Sinais e riscos da respiração bucal

Gosto muito de esportes e sou uma flamenguista que procura acompanhar o Marcelinhoclube em todas as suas modalidades. Neste mês, estamos na torcida pelo nosso basquetebol, pois vem aí a disputa do título do Novo Basquete Brasil (NBB), contra o Bauru. Mas, de olho na TV, não pude deixar de sentir uma vontade imensa de prestar aconselhamentos odontológicos a um de meus jogadores preferidos…

Marcelo Magalhães Machado, o Marcelinho, ala do time e, para mim, um dos melhores jogadores de basquete em atividade no Brasil atualmente, tem os dentes muito apinhados. E isso NÃO é um problema meramente estético.

A questão é que o formato da boca e da face, além do posicionamento dos dentes, indicam que o atleta muito provavelmente chupou dedo ou chupeta na infância.

Geralmente, pacientes com essas características são respiradores bucais, sendo que problemas como desvio de septo nasal, rinites e adenoides também podem estar relacionados com esse tipo de respiração desde a infância, levando, com o tempo, ao estreitamento da arcada dentária superior, do palato (céu da boca) e das narinas.

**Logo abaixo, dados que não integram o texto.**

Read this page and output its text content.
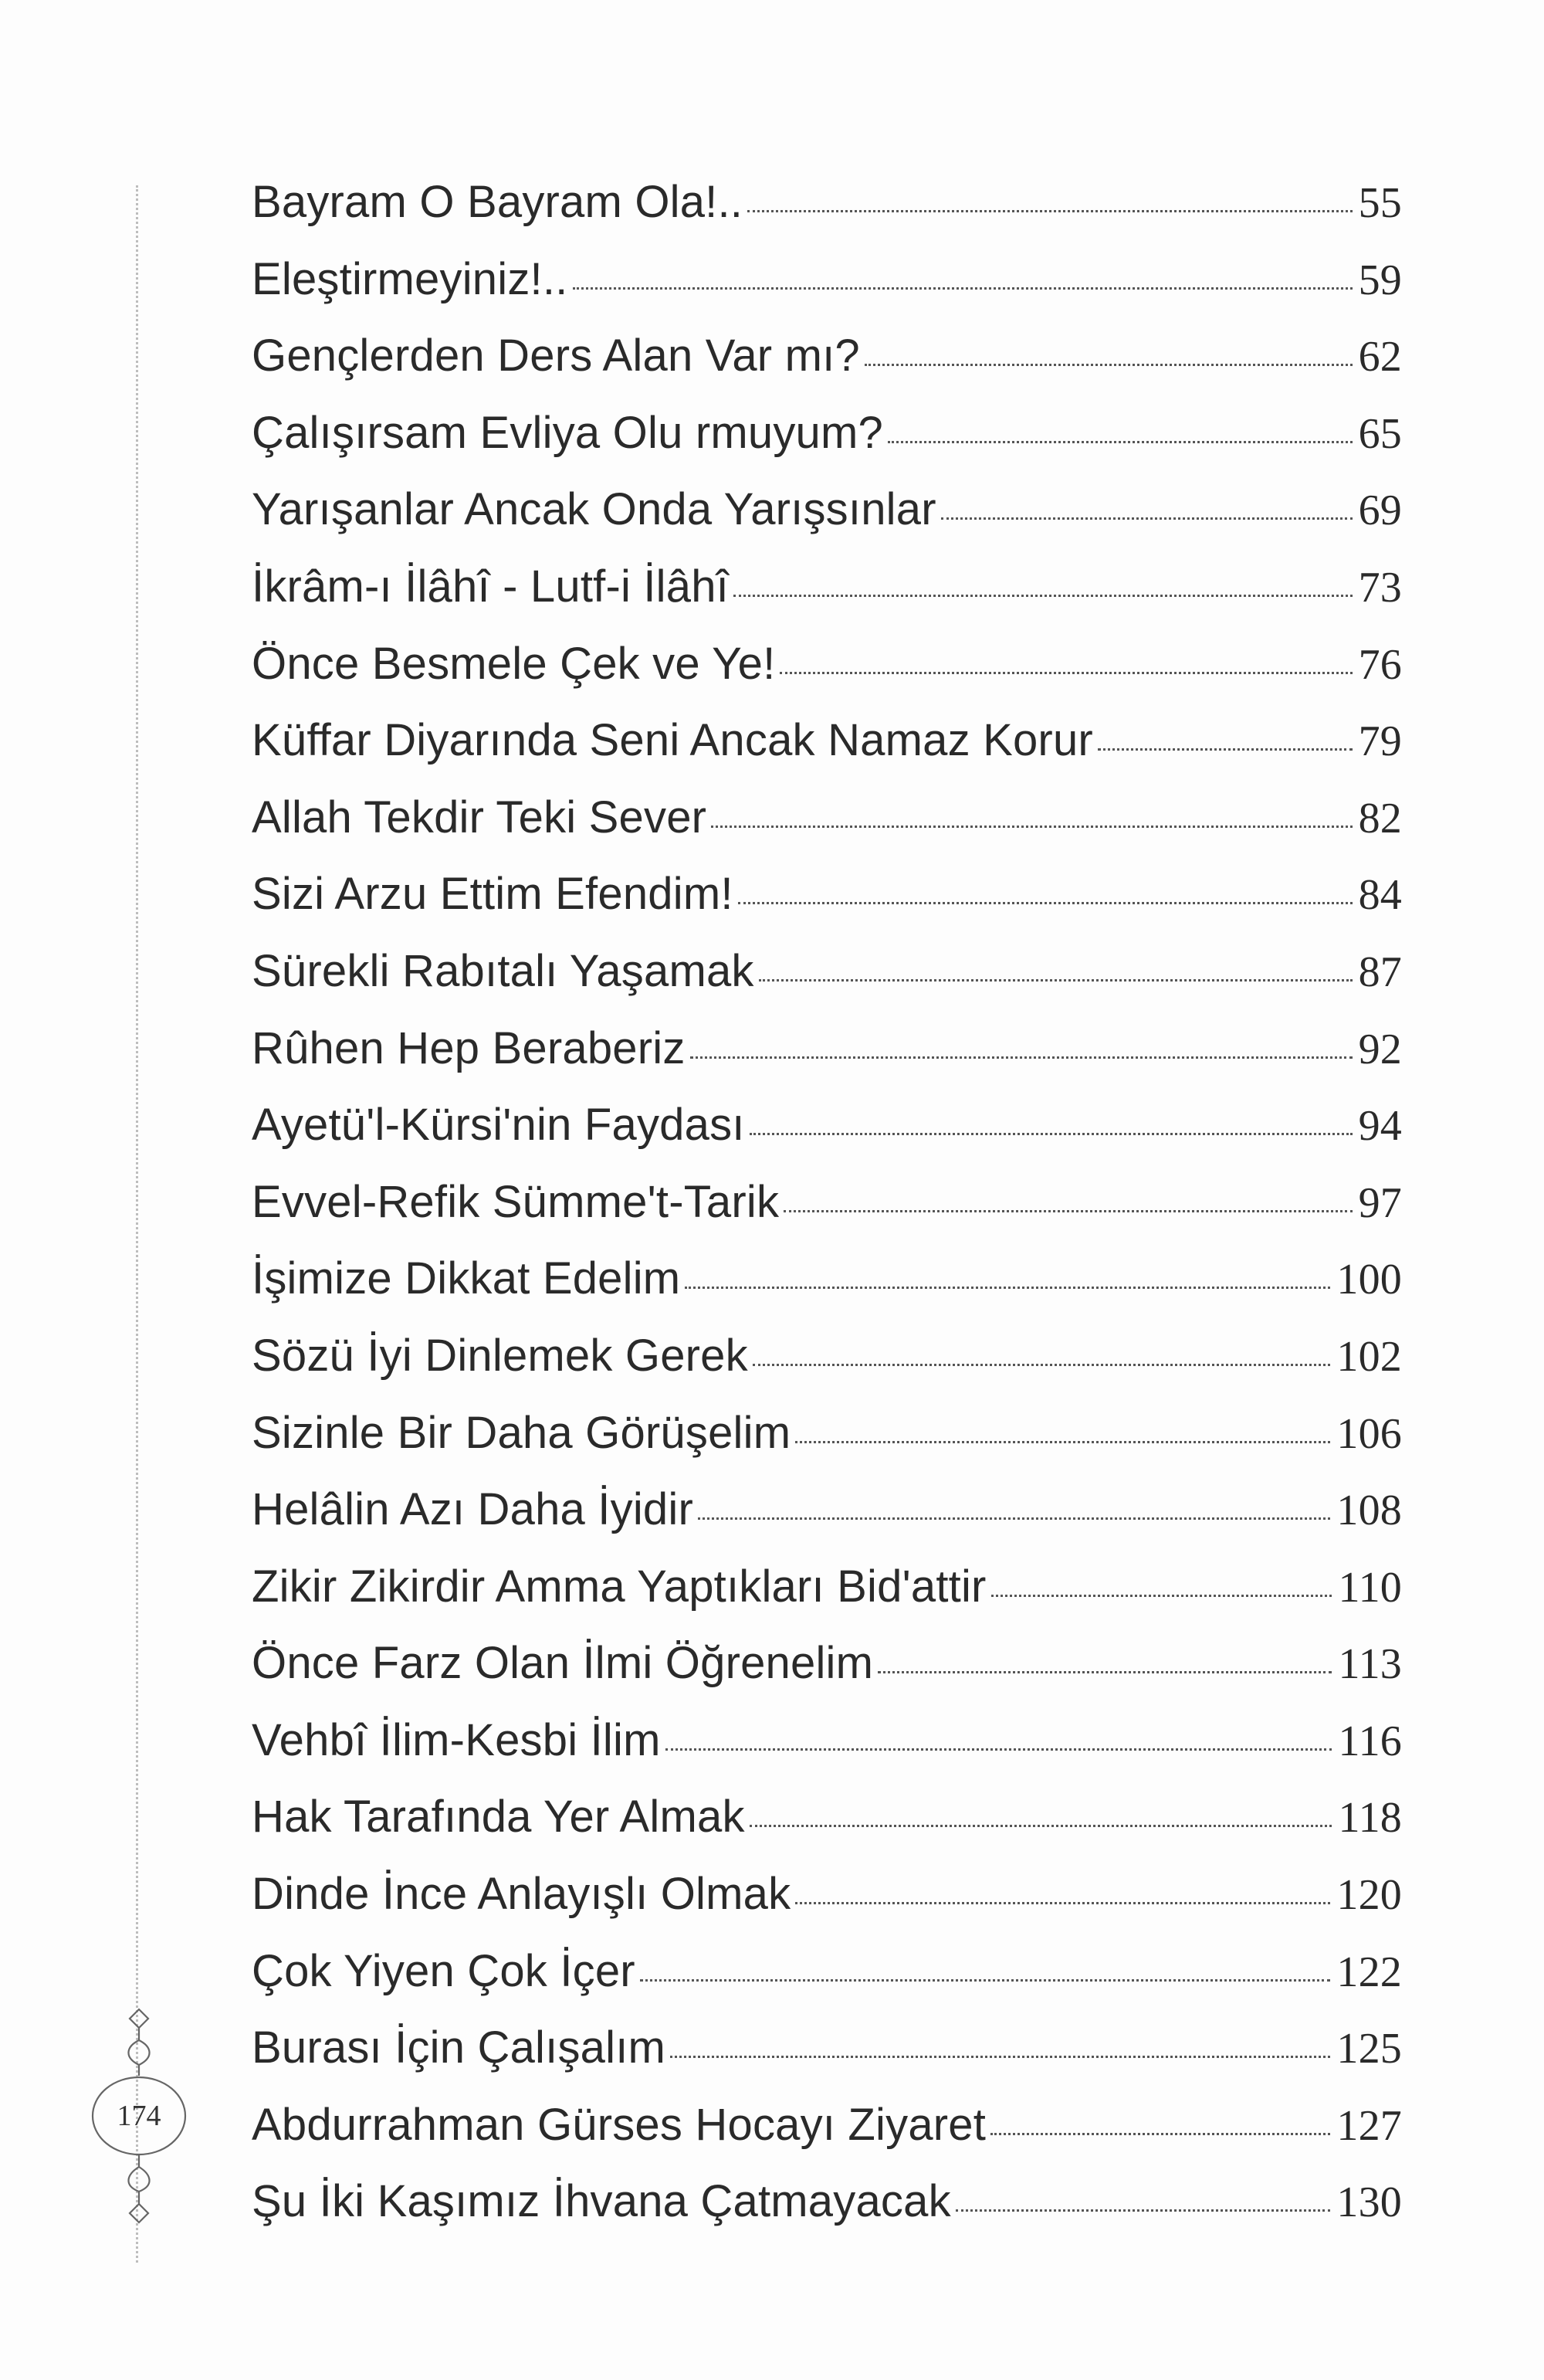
174
Bayram O Bayram Ola!..	55
Eleştirmeyiniz!..	59
Gençlerden Ders Alan Var mı?	62
Çalışırsam Evliya Olu rmuyum?	65
Yarışanlar Ancak Onda Yarışsınlar	69
İkrâm-ı İlâhî - Lutf-i İlâhî	73
Önce Besmele Çek ve Ye!	76
Küffar Diyarında Seni Ancak Namaz Korur	79
Allah Tekdir Teki Sever	82
Sizi Arzu Ettim Efendim!	84
Sürekli Rabıtalı Yaşamak	87
Rûhen Hep Beraberiz	92
Ayetü'l-Kürsi'nin Faydası	94
Evvel-Refik Sümme't-Tarik	97
İşimize Dikkat Edelim	100
Sözü İyi Dinlemek Gerek	102
Sizinle Bir Daha Görüşelim	106
Helâlin Azı Daha İyidir	108
Zikir Zikirdir Amma Yaptıkları Bid'attir	110
Önce Farz Olan İlmi Öğrenelim	113
Vehbî İlim-Kesbi İlim	116
Hak Tarafında Yer Almak	118
Dinde İnce Anlayışlı Olmak	120
Çok Yiyen Çok İçer	122
Burası İçin Çalışalım	125
Abdurrahman Gürses Hocayı Ziyaret	127
Şu İki Kaşımız İhvana Çatmayacak	130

A respiração pela boca, definitivamente, não é benéfica nem para a saúde bucal, nem para o organismo como um todo. Ela aumenta os riscos de cáries e de doenças da gengiva, além de costumar levar ao ronco durante o sono, elevando os riscos de apneia noturna (suspensão da respiração).

Isso sem contar que, ao respirarmos pela boca, perdemos a segurança que as vias nasais oferecem, uma vez que a função do nariz é filtrar o ar, evitando a entrada de micro-organismos em nosso corpo. Sem o filtro nasal, a laringe, a traqueia e os pulmões ficam bem mais expostos a possíveis agentes nocivos.

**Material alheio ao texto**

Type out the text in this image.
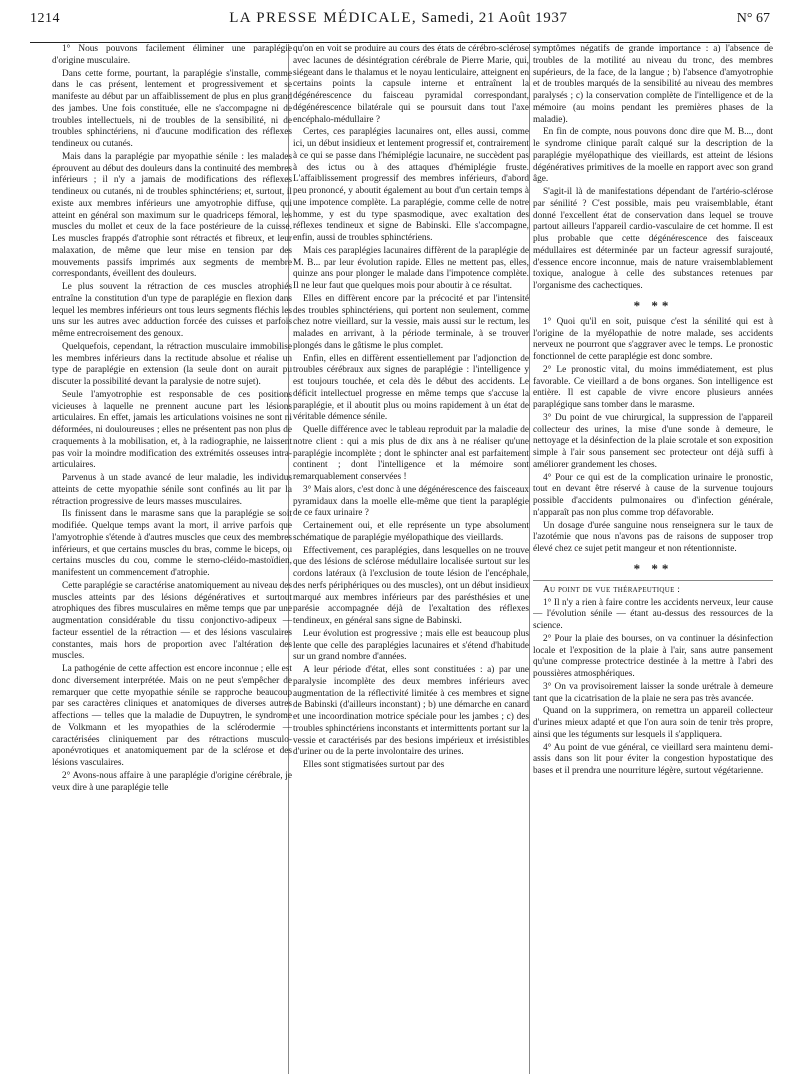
1214	LA PRESSE MÉDICALE, Samedi, 21 Août 1937	N° 67

1° Nous pouvons facilement éliminer une paraplégie d'origine musculaire.

Dans cette forme, pourtant, la paraplégie s'installe, comme dans le cas présent, lentement et progressivement et se manifeste au début par un affaiblissement de plus en plus grand des jambes. Une fois constituée, elle ne s'accompagne ni de troubles intellectuels, ni de troubles de la sensibilité, ni de troubles sphinctériens, ni d'aucune modification des réflexes tendineux ou cutanés.

Mais dans la paraplégie par myopathie sénile : les malades éprouvent au début des douleurs dans la continuité des membres inférieurs ; il n'y a jamais de modifications des réflexes tendineux ou cutanés, ni de troubles sphinctériens; et, surtout, il existe aux membres inférieurs une amyotrophie diffuse, qui atteint en général son maximum sur le quadriceps fémoral, les muscles du mollet et ceux de la face postérieure de la cuisse. Les muscles frappés d'atrophie sont rétractés et fibreux, et leur malaxation, de même que leur mise en tension par des mouvements passifs imprimés aux segments de membre correspondants, éveillent des douleurs.

Le plus souvent la rétraction de ces muscles atrophiés entraîne la constitution d'un type de paraplégie en flexion dans lequel les membres inférieurs ont tous leurs segments fléchis les uns sur les autres avec adduction forcée des cuisses et parfois même entrecroisement des genoux.

Quelquefois, cependant, la rétraction musculaire immobilise les membres inférieurs dans la rectitude absolue et réalise un type de paraplégie en extension (la seule dont on aurait pu discuter la possibilité devant la paralysie de notre sujet).

Seule l'amyotrophie est responsable de ces positions vicieuses à laquelle ne prennent aucune part les lésions articulaires. En effet, jamais les articulations voisines ne sont ni déformées, ni douloureuses ; elles ne présentent pas non plus de craquements à la mobilisation, et, à la radiographie, ne laissent pas voir la moindre modification des extrémités osseuses intra-articulaires.

Parvenus à un stade avancé de leur maladie, les individus atteints de cette myopathie sénile sont confinés au lit par la rétraction progressive de leurs masses musculaires.

Ils finissent dans le marasme sans que la paraplégie se soit modifiée. Quelque temps avant la mort, il arrive parfois que l'amyotrophie s'étende à d'autres muscles que ceux des membres inférieurs, et que certains muscles du bras, comme le biceps, ou certains muscles du cou, comme le sterno-cléido-mastoïdien, manifestent un commencement d'atrophie.

Cette paraplégie se caractérise anatomiquement au niveau des muscles atteints par des lésions dégénératives et surtout atrophiques des fibres musculaires en même temps que par une augmentation considérable du tissu conjonctivo-adipeux — facteur essentiel de la rétraction — et des lésions vasculaires constantes, mais hors de proportion avec l'altération des muscles.

La pathogénie de cette affection est encore inconnue ; elle est donc diversement interprétée. Mais on ne peut s'empêcher de remarquer que cette myopathie sénile se rapproche beaucoup par ses caractères cliniques et anatomiques de diverses autres affections — telles que la maladie de Dupuytren, le syndrome de Volkmann et les myopathies de la sclérodermie — caractérisées cliniquement par des rétractions musculo-aponévrotiques et anatomiquement par de la sclérose et des lésions vasculaires.

2° Avons-nous affaire à une paraplégie d'origine cérébrale, je veux dire à une paraplégie telle

qu'on en voit se produire au cours des états de cérébro-sclérose avec lacunes de désintégration cérébrale de Pierre Marie, qui, siégeant dans le thalamus et le noyau lenticulaire, atteignent en certains points la capsule interne et entraînent la dégénérescence du faisceau pyramidal correspondant, dégénérescence bilatérale qui se poursuit dans tout l'axe encéphalo-médullaire ?

Certes, ces paraplégies lacunaires ont, elles aussi, comme ici, un début insidieux et lentement progressif et, contrairement à ce qui se passe dans l'hémiplégie lacunaire, ne succèdent pas à des ictus ou à des attaques d'hémiplégie fruste. L'affaiblissement progressif des membres inférieurs, d'abord peu prononcé, y aboutit également au bout d'un certain temps à une impotence complète. La paraplégie, comme celle de notre homme, y est du type spasmodique, avec exaltation des réflexes tendineux et signe de Babinski. Elle s'accompagne, enfin, aussi de troubles sphinctériens.

Mais ces paraplégies lacunaires diffèrent de la paraplégie de M. B... par leur évolution rapide. Elles ne mettent pas, elles, quinze ans pour plonger le malade dans l'impotence complète. Il ne leur faut que quelques mois pour aboutir à ce résultat.

Elles en diffèrent encore par la précocité et par l'intensité des troubles sphinctériens, qui portent non seulement, comme chez notre vieillard, sur la vessie, mais aussi sur le rectum, les malades en arrivant, à la période terminale, à se trouver plongés dans le gâtisme le plus complet.

Enfin, elles en diffèrent essentiellement par l'adjonction de troubles cérébraux aux signes de paraplégie : l'intelligence y est toujours touchée, et cela dès le début des accidents. Le déficit intellectuel progresse en même temps que s'accuse la paraplégie, et il aboutit plus ou moins rapidement à un état de véritable démence sénile.

Quelle différence avec le tableau reproduit par la maladie de notre client : qui a mis plus de dix ans à ne réaliser qu'une paraplégie incomplète ; dont le sphincter anal est parfaitement continent ; dont l'intelligence et la mémoire sont remarquablement conservées !

3° Mais alors, c'est donc à une dégénérescence des faisceaux pyramidaux dans la moelle elle-même que tient la paraplégie de ce faux urinaire ?

Certainement oui, et elle représente un type absolument schématique de paraplégie myélopathique des vieillards.

Effectivement, ces paraplégies, dans lesquelles on ne trouve que des lésions de sclérose médullaire localisée surtout sur les cordons latéraux (à l'exclusion de toute lésion de l'encéphale, des nerfs périphériques ou des muscles), ont un début insidieux marqué aux membres inférieurs par des parésthésies et une parésie accompagnée déjà de l'exaltation des réflexes tendineux, en général sans signe de Babinski.

Leur évolution est progressive ; mais elle est beaucoup plus lente que celle des paraplégies lacunaires et s'étend d'habitude sur un grand nombre d'années.

A leur période d'état, elles sont constituées : a) par une paralysie incomplète des deux membres inférieurs avec augmentation de la réflectivité limitée à ces membres et signe de Babinski (d'ailleurs inconstant) ; b) une démarche en canard et une incoordination motrice spéciale pour les jambes ; c) des troubles sphinctériens inconstants et intermittents portant sur la vessie et caractérisés par des besions impérieux et irrésistibles d'uriner ou de la perte involontaire des urines.

Elles sont stigmatisées surtout par des

symptômes négatifs de grande importance : a) l'absence de troubles de la motilité au niveau du tronc, des membres supérieurs, de la face, de la langue ; b) l'absence d'amyotrophie et de troubles marqués de la sensibilité au niveau des membres paralysés ; c) la conservation complète de l'intelligence et de la mémoire (au moins pendant les premières phases de la maladie).

En fin de compte, nous pouvons donc dire que M. B..., dont le syndrome clinique paraît calqué sur la description de la paraplégie myélopathique des vieillards, est atteint de lésions dégénératives primitives de la moelle en rapport avec son grand âge.

S'agit-il là de manifestations dépendant de l'artério-sclérose par sénilité ? C'est possible, mais peu vraisemblable, étant donné l'excellent état de conservation dans lequel se trouve partout ailleurs l'appareil cardio-vasculaire de cet homme. Il est plus probable que cette dégénérescence des faisceaux médullaires est déterminée par un facteur agressif surajouté, d'essence encore inconnue, mais de nature vraisemblablement toxique, analogue à celle des substances retenues par l'organisme des cachectiques.

* **

1° Quoi qu'il en soit, puisque c'est la sénilité qui est à l'origine de la myélopathie de notre malade, ses accidents nerveux ne pourront que s'aggraver avec le temps. Le pronostic fonctionnel de cette paraplégie est donc sombre.

2° Le pronostic vital, du moins immédiatement, est plus favorable. Ce vieillard a de bons organes. Son intelligence est entière. Il est capable de vivre encore plusieurs années paraplégique sans tomber dans le marasme.

3° Du point de vue chirurgical, la suppression de l'appareil collecteur des urines, la mise d'une sonde à demeure, le nettoyage et la désinfection de la plaie scrotale et son exposition simple à l'air sous pansement sec protecteur ont déjà suffi à améliorer grandement les choses.

4° Pour ce qui est de la complication urinaire le pronostic, tout en devant être réservé à cause de la survenue toujours possible d'accidents pulmonaires ou d'infection générale, n'apparaît pas non plus comme trop défavorable.

Un dosage d'urée sanguine nous renseignera sur le taux de l'azotémie que nous n'avons pas de raisons de supposer trop élevé chez ce sujet petit mangeur et non rétentionniste.

* **

Au point de vue thérapeutique :

1° Il n'y a rien à faire contre les accidents nerveux, leur cause — l'évolution sénile — étant au-dessus des ressources de la science.

2° Pour la plaie des bourses, on va continuer la désinfection locale et l'exposition de la plaie à l'air, sans autre pansement qu'une compresse protectrice destinée à la mettre à l'abri des poussières atmosphériques.

3° On va provisoirement laisser la sonde urétrale à demeure tant que la cicatrisation de la plaie ne sera pas très avancée.

Quand on la supprimera, on remettra un appareil collecteur d'urines mieux adapté et que l'on aura soin de tenir très propre, ainsi que les téguments sur lesquels il s'appliquera.

4° Au point de vue général, ce vieillard sera maintenu demi-assis dans son lit pour éviter la congestion hypostatique des bases et il prendra une nourriture légère, surtout végétarienne.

Infelizmente, a respiração bucal no adulto ainda não é vista como um problema de saúde que necessita ser corrigido.

Muitos desses pacientes atravessaram problemas por conta dessa condição durante a infância. Sem o devido diagnóstico, eles acabam por se acostumar a respirar dessa forma depois de crescidos, sem sentir maiores prejuízos no dia a dia, podendo chegar até mesmo a serem atletas profissionais, como no caso do Marcelinho.

Com o avanço da idade, entretanto, os problemas tendem a ressurgir.

Cáries radiculares (cáries na raiz dos dentes) são mais comuns em pessoas idosas e estão muito relacionadas ao ressecamento bucal e à recessão gengival – que tendem a ser potencializados por quem respira pela boca. Um paciente com essa característica também está mais susceptível à doença periodontal, que pode levar à perda precoce de dentes.

Do ponto de vista odontológico, a indicação para o caso do jogador é a avaliação e o tratamento ortodôntico (que poderá envolver ou não uma cirurgia ortognática), complementando-se o tratamento com um possível clareamento e tratamento restaurador estético.

Em casos assim, recomenda-se também a avaliação pelo otorrino, para verificar possíveis problemas nesse campo e, posteriormente, um trabalho fonoaudiológico para corrigir os vícios da respiração incorreta.

Essas são intervenções que poderão fazer uma grande diferença estética para o atleta, que já tem uma ótima aparência. Mas, acima de tudo, são medidas que podem impactar diretamente na sua saúde e na sua qualidade de vida no futuro.